Nils saw plainly that M. Goefle was joking, and he began to laugh. The lawyer was congratulating himself upon his method of curing children of fear, when the little fellow, who had suddenly become serious again, said:

“Monsieur Goefle, let us go away from here. This is a very ugly place.”

“This is too much!” cried the lawyer, pettishly. “What plagues children are! I am good enough to explain to my young gentleman that the bear is a constellation, and he is more frightened then ever.”
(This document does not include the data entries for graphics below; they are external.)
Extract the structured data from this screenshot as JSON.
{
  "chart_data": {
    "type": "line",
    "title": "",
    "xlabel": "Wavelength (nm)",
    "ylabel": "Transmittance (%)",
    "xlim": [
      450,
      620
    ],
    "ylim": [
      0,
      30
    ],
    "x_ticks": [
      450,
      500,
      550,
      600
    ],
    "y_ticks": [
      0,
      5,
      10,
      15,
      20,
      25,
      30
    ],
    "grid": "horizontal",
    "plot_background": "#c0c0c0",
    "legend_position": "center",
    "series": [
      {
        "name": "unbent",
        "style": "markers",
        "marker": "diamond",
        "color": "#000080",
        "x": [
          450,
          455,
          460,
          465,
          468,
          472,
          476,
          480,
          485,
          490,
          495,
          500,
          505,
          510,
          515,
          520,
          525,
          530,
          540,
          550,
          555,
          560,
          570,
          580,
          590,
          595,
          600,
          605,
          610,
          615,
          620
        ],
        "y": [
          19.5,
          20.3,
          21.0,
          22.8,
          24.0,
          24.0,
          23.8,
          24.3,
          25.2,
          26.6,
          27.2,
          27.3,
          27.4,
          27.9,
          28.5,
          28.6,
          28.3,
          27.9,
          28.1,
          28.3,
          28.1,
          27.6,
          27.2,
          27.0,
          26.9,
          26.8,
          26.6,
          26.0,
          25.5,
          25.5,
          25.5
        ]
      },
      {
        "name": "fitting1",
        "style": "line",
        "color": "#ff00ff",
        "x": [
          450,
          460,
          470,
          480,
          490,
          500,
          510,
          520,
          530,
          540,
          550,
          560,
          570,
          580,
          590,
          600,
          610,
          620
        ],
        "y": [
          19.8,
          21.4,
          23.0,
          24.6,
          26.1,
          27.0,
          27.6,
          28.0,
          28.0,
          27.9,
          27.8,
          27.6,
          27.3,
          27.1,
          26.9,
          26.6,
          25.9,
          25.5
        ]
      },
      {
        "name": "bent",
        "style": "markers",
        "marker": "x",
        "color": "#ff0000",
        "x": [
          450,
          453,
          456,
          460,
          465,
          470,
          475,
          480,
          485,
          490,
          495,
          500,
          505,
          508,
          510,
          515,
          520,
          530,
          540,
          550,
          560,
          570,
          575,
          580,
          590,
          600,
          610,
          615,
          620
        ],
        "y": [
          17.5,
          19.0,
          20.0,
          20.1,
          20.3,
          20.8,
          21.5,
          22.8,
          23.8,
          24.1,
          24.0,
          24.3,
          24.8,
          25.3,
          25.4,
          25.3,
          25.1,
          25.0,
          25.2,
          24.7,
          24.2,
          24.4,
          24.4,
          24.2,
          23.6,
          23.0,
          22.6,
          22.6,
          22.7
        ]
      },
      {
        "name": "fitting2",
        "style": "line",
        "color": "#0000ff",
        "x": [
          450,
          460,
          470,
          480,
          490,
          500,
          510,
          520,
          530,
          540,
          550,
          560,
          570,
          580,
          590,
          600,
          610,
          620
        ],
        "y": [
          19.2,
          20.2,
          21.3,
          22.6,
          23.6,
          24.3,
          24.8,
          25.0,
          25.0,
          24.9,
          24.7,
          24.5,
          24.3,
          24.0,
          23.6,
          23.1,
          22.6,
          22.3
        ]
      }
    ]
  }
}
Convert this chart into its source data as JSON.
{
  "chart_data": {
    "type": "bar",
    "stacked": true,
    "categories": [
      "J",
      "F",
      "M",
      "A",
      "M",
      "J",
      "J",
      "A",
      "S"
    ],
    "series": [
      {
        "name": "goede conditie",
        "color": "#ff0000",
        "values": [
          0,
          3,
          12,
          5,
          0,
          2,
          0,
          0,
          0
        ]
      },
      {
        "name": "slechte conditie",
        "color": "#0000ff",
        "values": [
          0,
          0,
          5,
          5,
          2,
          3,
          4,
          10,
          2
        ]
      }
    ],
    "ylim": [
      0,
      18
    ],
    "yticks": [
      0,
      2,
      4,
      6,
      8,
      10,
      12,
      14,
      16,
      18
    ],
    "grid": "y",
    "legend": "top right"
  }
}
Nils, seeing that his master was angry, began to cry. He was a spoiled child, yet timid. M. Goefle, who was thoroughly good-hearted, imagined, and took pleasure in saying, that he did not like children, and that if anything could console him for not having married at a proper age, it was the intellectual freedom that is enjoyed by those who have no children to take care of and be responsible for. The keen sensibility with which he was endowed, however, which his stirring and active professional life had developed without his knowledge, made it impossible for him to endure the tears and complaints of the weak. Accordingly he tried to console and encourage his little valet, at the very same time that he was grumbling at his folly, and while persisting in his passion for intellectual and subtle discussions, a style of argument that gains cases when you are trying to persuade men, but which is almost sure to lose them when you are dealing with children. He even went so far as to promise that he would run the great bear through the body with his sword, if it should come to the door of the room, rather than allow it to enter.

M. Goefle excused himself the more readily for his absurd condescension, as he called it, because he found that a witty account of his evening at Stollborg, with which he proposed to entertain his friends at Gevala, was involuntarily taking form in his mind.

In the meanwhile Ulph did not return. That he would require some time to get up a supper in M. Stenson’s modest establishment, the lawyer was prepared to anticipate; but he did not bring back the light, and this was an unpardonable piece of forgetfulness.